For my PhD, I am looking at how diversity hotspots in the Gulf of Maine, namely subtidal rock wall communities, are responding to rapidly warming ocean temperatures. I am using a 30+ year dataset of images taken between 9-28m in depth to see if populations are shifting into deeper colder water. Perhaps you’ve heard of the Mountain top hypothesis, where species and populations are seeking out higher altitudes where the temperatures are cooler? I am testing out whether or not there is an ocean basin equivalent, a Depth Refuge Hypothesis! Myself and a small army of undergraduates are also using this long-term dataset derived from the photographs to see if thermally-tolerant species have began replacing more thermally-sensitive ones. We are using AI to process the photos then we will use Generalized Linear Latent Variable Models (GLLVMs) to see how the community of rock wall organisms has changed in response to the warming waters of the Gulf of Maine, and Salem Sound in particular.

I also conducted a respiration experiment using the voracious (cosmopolitan) grazer, the green sea urchin (Strongylocentrotus droebachiensis) to see if the rapid temperature fluctuations associated with summer heat waves increases their metabolic demands (it does, and after just 3 days they NEED to eat!). A crucial part of this experiment was nailing the process of acclimation prior to my experimental trials. These urchins were collected from a thermally dynamic environment dependent on temperature fluctuations due to air temperature and tides in addition to currents, storm surge, upwelling/downwelling. I replicated these conditions in a mesocosm my REU student Daniela and I designed using the flow-through sea water system at Northeastern University’s Marine Science Center, chillers, a heater, sprinkler timers, and homebrew equipment. We named her named Baby Tides!

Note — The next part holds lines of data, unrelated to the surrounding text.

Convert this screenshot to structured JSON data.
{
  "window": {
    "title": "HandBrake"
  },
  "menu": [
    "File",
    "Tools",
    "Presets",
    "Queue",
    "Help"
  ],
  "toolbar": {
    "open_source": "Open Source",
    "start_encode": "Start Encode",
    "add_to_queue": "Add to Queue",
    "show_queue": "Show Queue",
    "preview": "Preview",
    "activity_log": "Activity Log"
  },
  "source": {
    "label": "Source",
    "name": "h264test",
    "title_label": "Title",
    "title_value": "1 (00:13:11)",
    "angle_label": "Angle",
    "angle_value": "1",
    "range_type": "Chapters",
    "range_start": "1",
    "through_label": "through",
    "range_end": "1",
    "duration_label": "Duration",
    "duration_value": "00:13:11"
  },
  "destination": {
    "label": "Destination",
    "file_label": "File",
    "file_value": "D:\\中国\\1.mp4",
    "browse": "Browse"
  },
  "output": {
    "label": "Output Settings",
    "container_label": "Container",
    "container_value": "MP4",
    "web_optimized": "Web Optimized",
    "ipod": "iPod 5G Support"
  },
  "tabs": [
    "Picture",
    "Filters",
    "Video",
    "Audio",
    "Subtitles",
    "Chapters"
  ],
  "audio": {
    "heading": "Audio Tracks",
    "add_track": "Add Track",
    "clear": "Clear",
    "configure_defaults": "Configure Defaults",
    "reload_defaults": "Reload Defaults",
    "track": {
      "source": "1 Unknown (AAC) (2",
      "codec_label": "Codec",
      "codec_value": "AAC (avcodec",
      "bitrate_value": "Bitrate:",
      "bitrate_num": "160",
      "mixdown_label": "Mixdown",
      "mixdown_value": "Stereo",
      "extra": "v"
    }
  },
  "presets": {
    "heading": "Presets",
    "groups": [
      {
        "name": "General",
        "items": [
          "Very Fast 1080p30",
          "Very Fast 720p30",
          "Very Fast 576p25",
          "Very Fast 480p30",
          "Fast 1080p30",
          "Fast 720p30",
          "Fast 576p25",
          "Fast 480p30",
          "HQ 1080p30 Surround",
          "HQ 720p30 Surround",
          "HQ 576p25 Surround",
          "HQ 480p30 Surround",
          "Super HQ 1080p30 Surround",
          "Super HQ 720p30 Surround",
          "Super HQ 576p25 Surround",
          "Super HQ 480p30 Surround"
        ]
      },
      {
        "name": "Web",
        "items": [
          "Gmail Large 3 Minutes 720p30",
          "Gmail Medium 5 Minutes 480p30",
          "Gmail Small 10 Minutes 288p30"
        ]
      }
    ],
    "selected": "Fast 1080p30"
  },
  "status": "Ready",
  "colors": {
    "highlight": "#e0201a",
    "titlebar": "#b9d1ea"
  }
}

I conducted an independent research study as an undergrad that looked at awareness of the human health and environmental costs of the marine aquarium fish trade among hobbyists. This research led to my first conference talk and my first publication, McCollum, 2007.

After graduating from UW in 2008, my PNW diving experience and knowledge of the the local flora and fauna landed me the position of Research Technologist for Dr. Kenneth Sebens at the Friday Harbor Labs. There I worked on Dr. Sebens’ long-term monitoring project in Massachusetts, while setting up a similar long-term monitoring project in the San Juan Islands of Washington state. I also assisted FHL graduate students and researchers with their research diving needs and even filled in as the lab’s Assistant Diving Safety Officer.

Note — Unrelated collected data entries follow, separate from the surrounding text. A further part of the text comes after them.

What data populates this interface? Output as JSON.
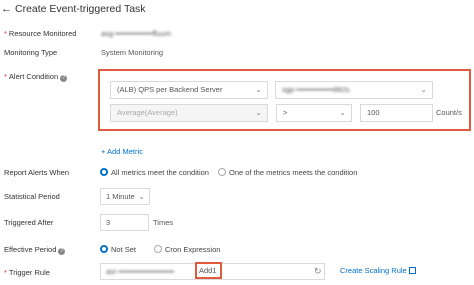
{
  "header": {
    "back_icon": "arrow-left-icon",
    "title": "Create Event-triggered Task"
  },
  "fields": {
    "resource_monitored": {
      "label": "Resource Monitored",
      "value": "asg-••••••••••••••ffuum"
    },
    "monitoring_type": {
      "label": "Monitoring Type",
      "value": "System Monitoring"
    },
    "alert_condition": {
      "label": "Alert Condition",
      "metric": "(ALB) QPS per Backend Server",
      "server_group": "sgp-••••••••••••••882s",
      "statistic": "Average(Average)",
      "operator": ">",
      "threshold": "100",
      "unit": "Count/s"
    },
    "add_metric": "+ Add Metric",
    "report_alerts_when": {
      "label": "Report Alerts When",
      "options": [
        "All metrics meet the condition",
        "One of the metrics meets the condition"
      ],
      "selected": "All metrics meet the condition"
    },
    "statistical_period": {
      "label": "Statistical Period",
      "value": "1 Minute"
    },
    "triggered_after": {
      "label": "Triggered After",
      "value": "3",
      "unit": "Times"
    },
    "effective_period": {
      "label": "Effective Period",
      "options": [
        "Not Set",
        "Cron Expression"
      ],
      "selected": "Not Set"
    },
    "trigger_rule": {
      "label": "Trigger Rule",
      "value_prefix": "asr-•••••••••••••••••••••",
      "value_suffix": "Add1",
      "create_link": "Create Scaling Rule"
    }
  },
  "colors": {
    "accent": "#0070cc",
    "highlight": "#e05a3e",
    "required": "#ee2233"
  }
}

My thesis involved an observational study following the survival of marked patches of juvenile M.pyrifera often living in close proximity to other species of kelp. I also created my own patches of juvenile M.pyrifera at an adjacent site. In these patches, I experimentally manipulated the density of giant kelp and excluded all other species of algae. I had patches of high, medium and low density for both small juveniles (<5cm) and large juveniles (~1m).




Look at these urchins ready to chow down on everything in site!

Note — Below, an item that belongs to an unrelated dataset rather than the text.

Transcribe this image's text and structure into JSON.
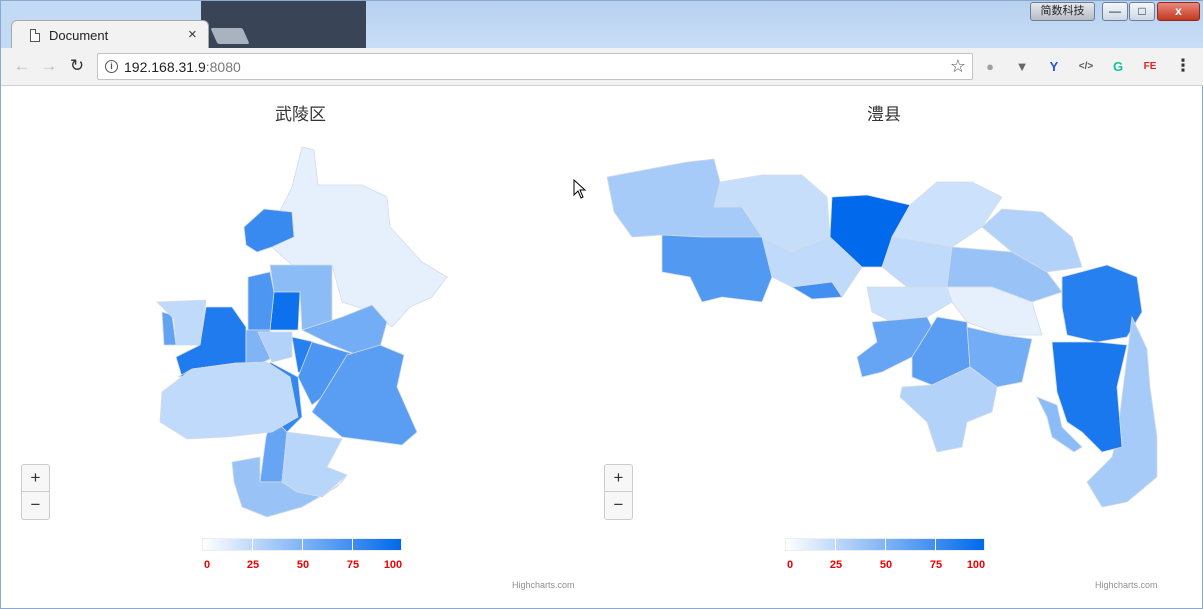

For the final chapter of my PhD Dissertation, I repeated a field experiment from the 1980s that removed via suction-sampling 15cm x 15cm haphazardly placed slices of the sessile invertebrate community down to the bare rock below, including all of the microfauna that lived in and among the layers of organisms found there. Everything scraped off the wall into the suction-sampler/underwater vacuum cleaner, was then preserved in ethanol, then brought back to the lab to identify, count, and compare to the same data collected 40 years ago! In the 1980s, the rock wall community was dominated by the plumose anemone Metridium senile, the soft coral Alcyonium digitatum, and the colonial ascidian Aplidium glabrum. However today, Metridium and Alcyonium are extremely rare at the depths they proliferated at 40 years ago (possibly due to increased temperature?). This experiment is looking to see what their disappearance means for the associated microfauna “fish food” that lived in and around them.